An indeterminate fossil agonid is known from a nearly complete skeleton from the mid-Miocene-aged St. Marys Formation of Maryland, US, representing the earliest known member of the family.

==Taxonomy==
The family Agonidae was first proposed as a family in 1839 by the English naturalist William Swainson. The Agonidae is classified within the superfamily Cottoidea in the suborder Cottoidei in the order Scorpaeniformes in the 5th edition of Fishes of the World but other authorities states that if Scorpaeniformes is excluded from Perciformes then Perciformes is recovered as paraphyletic and so classify this family within the infraorder Cottales within the suborder Cottoidei of the Perciformes. A number of taxa which were previously classified within the Cottidae were reclassified within the Agonidae which meant that the Cottidae was confined to the freshwater sculpins.

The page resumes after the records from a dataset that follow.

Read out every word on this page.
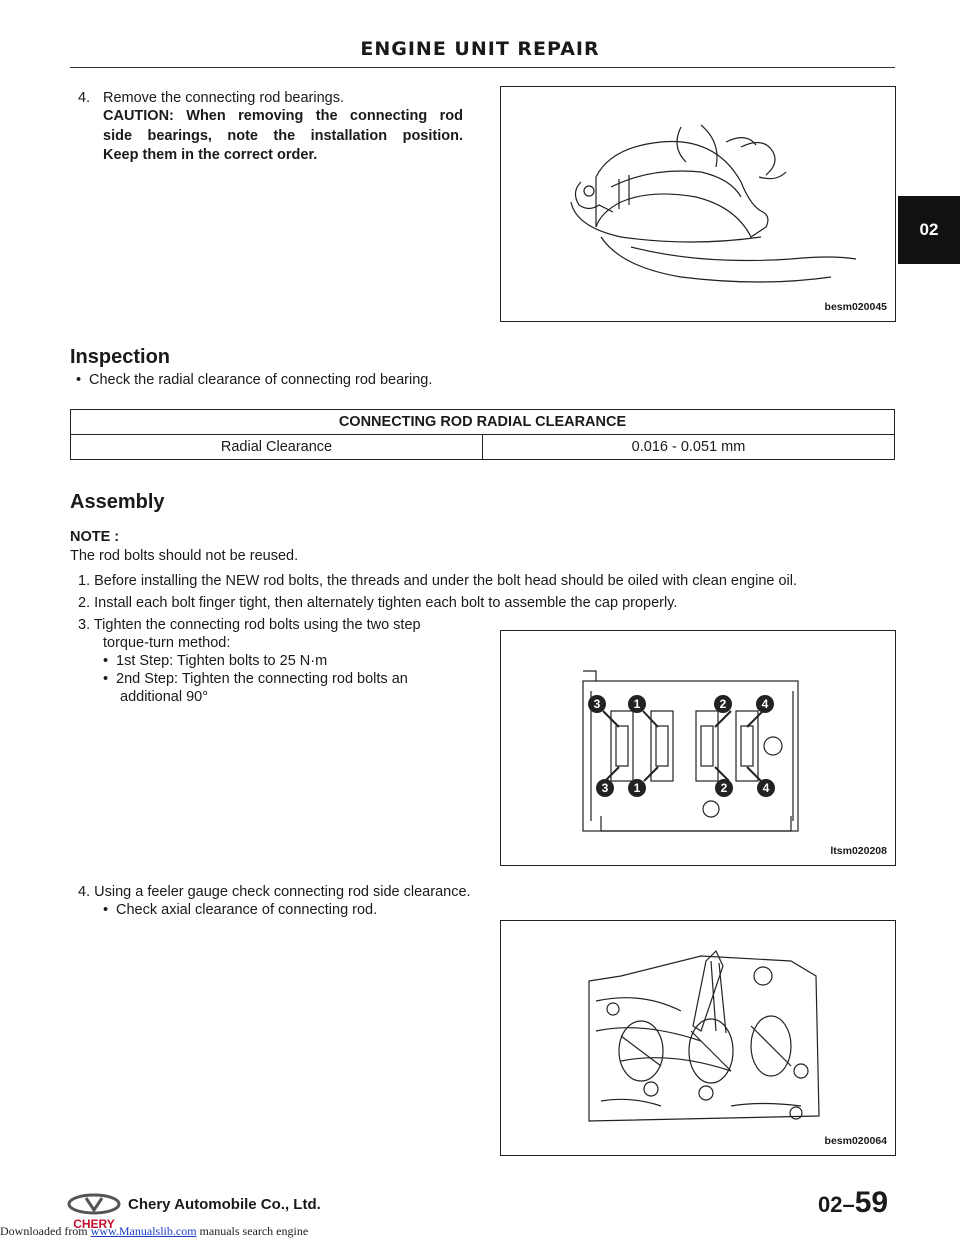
ENGINE UNIT REPAIR
02
4. Remove the connecting rod bearings.
CAUTION: When removing the connecting rod
side bearings, note the installation position.
Keep them in the correct order.
besm020045
Inspection
• Check the radial clearance of connecting rod bearing.
CONNECTING ROD RADIAL CLEARANCE
Radial Clearance	0.016 - 0.051 mm
Assembly
NOTE :
The rod bolts should not be reused.
1. Before installing the NEW rod bolts, the threads and under the bolt head should be oiled with clean engine oil.
2. Install each bolt finger tight, then alternately tighten each bolt to assemble the cap properly.
3. Tighten the connecting rod bolts using the two step
torque-turn method:
• 1st Step: Tighten bolts to 25 N·m
• 2nd Step: Tighten the connecting rod bolts an
additional 90°	3	1	2	4
3 1	2	4
ltsm020208
4. Using a feeler gauge check connecting rod side clearance.
• Check axial clearance of connecting rod.
besm020064
CHERY
Chery Automobile Co., Ltd.	02–59
Downloaded from www.Manualslib.com manuals search engine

==Subfamilies and genera==
The Agonidae is divided into the following subfamilies and genera:

- Hypsagoninae Gill, 1861 (dragon poachers)
  - Agonomalus Guichenot, 1866
  - Hypsagonus Gill, 1861
  - Percis Scopoli, 1777
- Agoninae Swainson, 1839 (hooknose poachers)
  - Agonus Bloch & Schneider, 1801
  - Bothragonus Gill, 1883
- Anoplagoninae Gill, 1861 (alligator fishes)
  - Anoplagonus Gill, 1861
  - Aspidophoroides Lacépède, 1801
- Podothecinae Gill, 1861 (sturgeon poachers)
  - Freemanichthys Kanayama, 1991
  - Leptagonus Gill, 1861 (= Sarritor Cramer, 1896)
  - Podothecus Gill, 1861
- Brachyopsinae Jordan & Evermann, 1898 (uppermouth poachers)
  - Brachyopsis Gill, 1861
  - Chesnonia Iredale & Whitley, 1969
  - Occella Jordan & Hubbs, 1925
  - Pallasina Cramer, 1895
  - Stellerina Cramer, 1896
  - Tilesina Schmidt, 1904
- Agonopsinae Vandenberg et al. 2026 (spearnose poachers)
  - Agonopsis Gill, 1861
- Bathyagoninae Lindberg, 1971 (starsnouts)
  - Bathyagonus Gilbert, 1890
  - Odontopyxis Lockington, 1880
  - Xeneretmus Gilbert, 1903

The genera Nautichthys, Hemilepidotus, and the Hemitripterinae (Blepsias & Hemitripterus) were formerly placed within the Agonidae, but a 2026 study found them to form a distinct clade sister to the Agonidae, which, in combination with their distinctive morphology, led them all to be placed as distinct families.